Any output written to stdout or stderr during the execution of these scripts was saved in the file output_surfer.txt. For dolcc the dumps subfolder contains the contents of the data memories of the mMIPSes after completion. The output bitmap is in the data memory file mips_ram.x0y1.dump beginning at address 0x0 by default. khexedit (an X-Server like Hummingbird Exceed is needed) can be used to verify that it is exactly the same as the file output.ras that dogcc generates (see next). The syntax of the HEX-editor is khexedit <filename>. For dogcc the node.xXyY subfolders contain any data that was sent and output.ras is the resulting bitmap (in Sun raster format). You can view the output file with eog (Eye of Gnome) if you have an X-Server like Hummingbird Exceed using the command: eog output.ras &

The decoding of surfer.jpg on a 2x2 mMIPS NOC using the hardware simulator took 29 hours on a Pentium III 1GHz processor running GNU/Linux 2.4.20 with 2048 MB of RAM. This process the took 604 milliseconds on the actual FPGA implementation. This simulation speed may be too low for some situations. The main two reasons for the low simulation speed are the cycle-accurate RTL level simulation and the lack of a multiply instruction. Fortunately, there are a number of things we can do to improve the performance of the simulator.

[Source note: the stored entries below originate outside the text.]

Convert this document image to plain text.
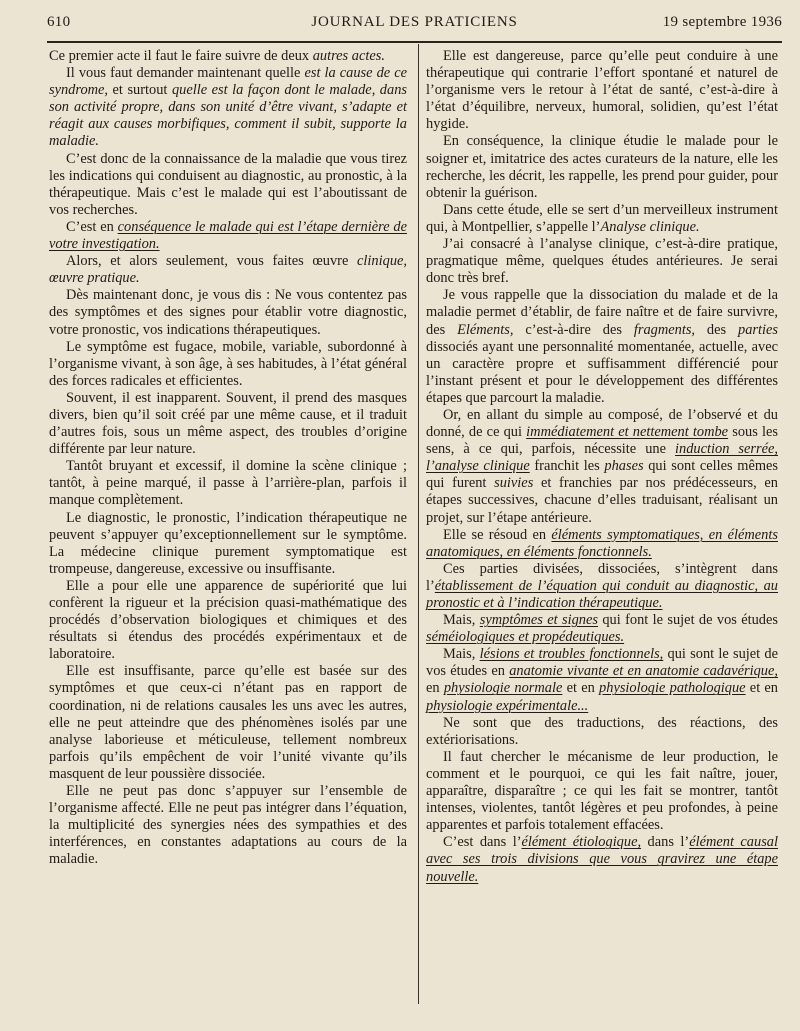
610	JOURNAL DES PRATICIENS	19 septembre 1936

Ce premier acte il faut le faire suivre de deux autres actes.

Il vous faut demander maintenant quelle est la cause de ce syndrome, et surtout quelle est la façon dont le malade, dans son activité propre, dans son unité d’être vivant, s’adapte et réagit aux causes morbifiques, comment il subit, supporte la maladie.

C’est donc de la connaissance de la maladie que vous tirez les indications qui conduisent au diagnostic, au pronostic, à la thérapeutique. Mais c’est le malade qui est l’aboutissant de vos recherches.

C’est en conséquence le malade qui est l’étape dernière de votre investigation.

Alors, et alors seulement, vous faites œuvre clinique, œuvre pratique.

Dès maintenant donc, je vous dis : Ne vous contentez pas des symptômes et des signes pour établir votre diagnostic, votre pronostic, vos indications thérapeutiques.

Le symptôme est fugace, mobile, variable, subordonné à l’organisme vivant, à son âge, à ses habitudes, à l’état général des forces radicales et efficientes.

Souvent, il est inapparent. Souvent, il prend des masques divers, bien qu’il soit créé par une même cause, et il traduit d’autres fois, sous un même aspect, des troubles d’origine différente par leur nature.

Tantôt bruyant et excessif, il domine la scène clinique ; tantôt, à peine marqué, il passe à l’arrière-plan, parfois il manque complètement.

Le diagnostic, le pronostic, l’indication thérapeutique ne peuvent s’appuyer qu’exceptionnellement sur le symptôme. La médecine clinique purement symptomatique est trompeuse, dangereuse, excessive ou insuffisante.

Elle a pour elle une apparence de supériorité que lui confèrent la rigueur et la précision quasi-mathématique des procédés d’observation biologiques et chimiques et des résultats si étendus des procédés expérimentaux et de laboratoire.

Elle est insuffisante, parce qu’elle est basée sur des symptômes et que ceux-ci n’étant pas en rapport de coordination, ni de relations causales les uns avec les autres, elle ne peut atteindre que des phénomènes isolés par une analyse laborieuse et méticuleuse, tellement nombreux parfois qu’ils empêchent de voir l’unité vivante qu’ils masquent de leur poussière dissociée.

Elle ne peut pas donc s’appuyer sur l’ensemble de l’organisme affecté. Elle ne peut pas intégrer dans l’équation, la multiplicité des synergies nées des sympathies et des interférences, en constantes adaptations au cours de la maladie.

Elle est dangereuse, parce qu’elle peut conduire à une thérapeutique qui contrarie l’effort spontané et naturel de l’organisme vers le retour à l’état de santé, c’est-à-dire à l’état d’équilibre, nerveux, humoral, solidien, qu’est l’état hygide.

En conséquence, la clinique étudie le malade pour le soigner et, imitatrice des actes curateurs de la nature, elle les recherche, les décrit, les rappelle, les prend pour guider, pour obtenir la guérison.

Dans cette étude, elle se sert d’un merveilleux instrument qui, à Montpellier, s’appelle l’Analyse clinique.

J’ai consacré à l’analyse clinique, c’est-à-dire pratique, pragmatique même, quelques études antérieures. Je serai donc très bref.

Je vous rappelle que la dissociation du malade et de la maladie permet d’établir, de faire naître et de faire survivre, des Eléments, c’est-à-dire des fragments, des parties dissociés ayant une personnalité momentanée, actuelle, avec un caractère propre et suffisamment différencié pour l’instant présent et pour le développement des différentes étapes que parcourt la maladie.

Or, en allant du simple au composé, de l’observé et du donné, de ce qui immédiatement et nettement tombe sous les sens, à ce qui, parfois, nécessite une induction serrée, l’analyse clinique franchit les phases qui sont celles mêmes qui furent suivies et franchies par nos prédécesseurs, en étapes successives, chacune d’elles traduisant, réalisant un projet, sur l’étape antérieure.

Elle se résoud en éléments symptomatiques, en éléments anatomiques, en éléments fonctionnels.

Ces parties divisées, dissociées, s’intègrent dans l’établissement de l’équation qui conduit au diagnostic, au pronostic et à l’indication thérapeutique.

Mais, symptômes et signes qui font le sujet de vos études séméiologiques et propédeutiques.

Mais, lésions et troubles fonctionnels, qui sont le sujet de vos études en anatomie vivante et en anatomie cadavérique, en physiologie normale et en physiologie pathologique et en physiologie expérimentale...

Ne sont que des traductions, des réactions, des extériorisations.

Il faut chercher le mécanisme de leur production, le comment et le pourquoi, ce qui les fait naître, jouer, apparaître, disparaître ; ce qui les fait se montrer, tantôt intenses, violentes, tantôt légères et peu profondes, à peine apparentes et parfois totalement effacées.

C’est dans l’élément étiologique, dans l’élément causal avec ses trois divisions que vous gravirez une étape nouvelle.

  1. Raise the abstraction level of the simulator from cycle-accurate RTL level simulation to non-synthesizable cycle-accurate or instruction set simulation.
  2. Increase the speed of the multiplication. The absence of a multiply instruction means that all multiplications need to be done using a software call (see the section soft ops on the mMIPS page). Any occurrence of the symbol '*' in C is translated into a call to the function __mul (the assembly implementation of this file is in ./lcc/lib/emu_asm.s). This implementation is time-consuming and can be increased: multiplications can be inlined instead of invoked using a function call, negative operands in the multiplication can be inversed and operands could be sorted according to their value. Alternatively we could implement the multiplication in hardware.

A faster simulator is one of the goals for the future.